15年にわたる恋心に終止符を打った。その15年の経緯を、俺の思い出づくりのために書いていく002

話は15年前にもどり、オリエンテーションは続く。

外国の子達に捧げる歌を、けっこうガチめに叩き込まれる子供たち。横で見ていたが、スパルタだった。

そこらへんの事を終えると、今度は合宿に行こうという話になった。早朝に集まり、みんなでバスにのり、どっかの山奥へ(どこだったのか、まじで覚えてない)。

そこでやったことは、先にも伝えた、江戸しぐさ。ここで、上の者の礼する話だけを、たんたんと子供たちに伝えていく。覚えているのは、『雨の降っている細い路地で、向かいから人が歩いてきた。君たちはそのまま傘を差したままでは、相手に当たってしまう。どうする?』という質問を飛ばしたこと。当たり前ながら、傘を傾けて横を通りすぎる、と全員が答えるのだが……これ、小学1年生向きやん……こいつら死ぬほど賢いんだぞ? 見積もり甘いぞって思いながら話していた。

そういう授業やら何やらも終わり、晩飯を、子供たち、大人で手分けして作ろうということになった。俺は何をやったのか、ぜんぜん覚えていない。息とか吸ってた。

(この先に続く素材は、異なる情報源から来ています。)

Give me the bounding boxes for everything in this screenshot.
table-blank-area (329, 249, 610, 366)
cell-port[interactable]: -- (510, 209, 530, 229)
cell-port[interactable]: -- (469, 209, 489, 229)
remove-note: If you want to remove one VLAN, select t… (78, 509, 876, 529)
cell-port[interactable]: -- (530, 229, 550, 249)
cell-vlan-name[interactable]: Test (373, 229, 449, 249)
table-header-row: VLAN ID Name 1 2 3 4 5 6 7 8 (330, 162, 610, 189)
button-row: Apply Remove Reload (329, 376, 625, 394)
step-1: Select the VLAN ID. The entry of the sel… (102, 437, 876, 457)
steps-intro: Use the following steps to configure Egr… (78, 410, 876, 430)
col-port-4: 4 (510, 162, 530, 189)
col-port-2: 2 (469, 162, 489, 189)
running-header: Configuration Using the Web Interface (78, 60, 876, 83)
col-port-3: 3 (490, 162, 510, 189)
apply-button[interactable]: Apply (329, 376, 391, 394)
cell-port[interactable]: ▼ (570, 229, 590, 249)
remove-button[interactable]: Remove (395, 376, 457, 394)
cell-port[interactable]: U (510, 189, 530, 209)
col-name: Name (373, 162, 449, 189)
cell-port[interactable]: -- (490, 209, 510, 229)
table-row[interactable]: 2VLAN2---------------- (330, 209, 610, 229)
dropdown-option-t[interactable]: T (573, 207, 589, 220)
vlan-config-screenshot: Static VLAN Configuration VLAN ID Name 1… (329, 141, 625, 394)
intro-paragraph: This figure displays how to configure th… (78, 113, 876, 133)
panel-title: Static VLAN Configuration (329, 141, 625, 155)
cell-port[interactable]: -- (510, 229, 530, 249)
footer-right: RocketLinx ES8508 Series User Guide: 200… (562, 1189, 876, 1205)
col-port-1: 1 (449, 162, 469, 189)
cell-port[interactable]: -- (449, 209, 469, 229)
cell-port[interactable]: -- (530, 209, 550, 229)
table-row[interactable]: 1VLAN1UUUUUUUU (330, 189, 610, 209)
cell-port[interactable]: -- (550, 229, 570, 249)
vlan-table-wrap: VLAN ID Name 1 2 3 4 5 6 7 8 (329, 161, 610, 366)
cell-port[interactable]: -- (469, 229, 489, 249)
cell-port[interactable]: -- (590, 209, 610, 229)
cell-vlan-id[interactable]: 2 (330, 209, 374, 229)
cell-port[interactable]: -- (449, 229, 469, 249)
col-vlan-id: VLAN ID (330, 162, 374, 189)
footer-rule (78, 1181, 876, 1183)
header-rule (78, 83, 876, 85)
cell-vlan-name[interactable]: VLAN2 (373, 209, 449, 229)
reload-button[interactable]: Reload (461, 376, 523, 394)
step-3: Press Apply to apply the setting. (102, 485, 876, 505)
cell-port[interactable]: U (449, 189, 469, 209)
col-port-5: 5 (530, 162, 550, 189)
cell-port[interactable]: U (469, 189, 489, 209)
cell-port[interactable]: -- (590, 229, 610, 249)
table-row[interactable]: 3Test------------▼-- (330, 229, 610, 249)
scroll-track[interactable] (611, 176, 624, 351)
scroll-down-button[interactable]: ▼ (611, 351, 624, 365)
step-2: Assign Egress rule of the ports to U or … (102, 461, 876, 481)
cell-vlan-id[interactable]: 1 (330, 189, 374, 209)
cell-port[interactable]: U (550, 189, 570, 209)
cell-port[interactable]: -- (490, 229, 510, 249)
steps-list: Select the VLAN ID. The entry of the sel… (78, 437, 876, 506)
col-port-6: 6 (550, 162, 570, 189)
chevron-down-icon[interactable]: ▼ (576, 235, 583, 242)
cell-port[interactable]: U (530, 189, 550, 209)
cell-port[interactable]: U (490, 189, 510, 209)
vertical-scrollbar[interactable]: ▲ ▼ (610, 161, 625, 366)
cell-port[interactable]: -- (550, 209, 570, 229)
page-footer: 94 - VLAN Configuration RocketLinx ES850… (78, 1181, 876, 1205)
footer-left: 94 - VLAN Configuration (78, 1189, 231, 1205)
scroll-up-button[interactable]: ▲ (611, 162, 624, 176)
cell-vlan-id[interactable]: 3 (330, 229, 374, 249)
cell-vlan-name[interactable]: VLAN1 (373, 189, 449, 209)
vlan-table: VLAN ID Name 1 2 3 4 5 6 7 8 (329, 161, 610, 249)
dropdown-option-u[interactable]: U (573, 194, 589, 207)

彼らが作ったのは(そこには最近までツキアイのあった彼女もいた)、カレー。肉を炒め野菜を炒め、水を入れて牛乳をいれ……たかどうかはわからないが、俺もそれを食べさせてもらった。

死ぬほどうまかった。カレールウを使った、ふつうの味だったはずなのに。今でもあの味と、その時の感動のことは覚えている。

そのエピソードの前だったか後だったかは覚えないが、こういうこともあった。

俺と彼女たちのグループ(4人)で一緒にいるとき、何かの折に、その子供たちが喉が乾いたと言うから、ならジュースをおごると伝えると、四人が四人とも、信じられないほどのテンションで喜んだ。ジュース一本でこの喜びよう。これが20代であれば『あざーす』で終わるはずなのに、10代始めとは、なんでも嬉しく、なんでも悲しい年頃なのだろうと思いながら眺めていた。

これから一年後くらいに、彼女には『みんQちゃんって表情ないよね』と言われたことがある。俺は彼女たちを感情の権化と思っていたところ、彼女たちは俺を無感情の長物と思っていたようだ。

そんな俺にも、チョイとは感情を現していた時期はあった。小学生の頃、九九を覚えるのが遅かった俺は、居残りで先生と勉強していた。ソンナ折りに、先生が『疲れたろう』といって、飴玉をくれた。

あの時の感動は忘れられない。絶対に甘いものなど取れない環境のなかで、まさか普段は飲食禁止を発しているはずの教師が、飴玉をくれたこと。その認識の裏切りが、あれほどの感動を呼ぶとは。

俺は一杯のジュースで喜ぶ彼女らを見ていて、自分自身の忘れていた過去を思い出したのだ。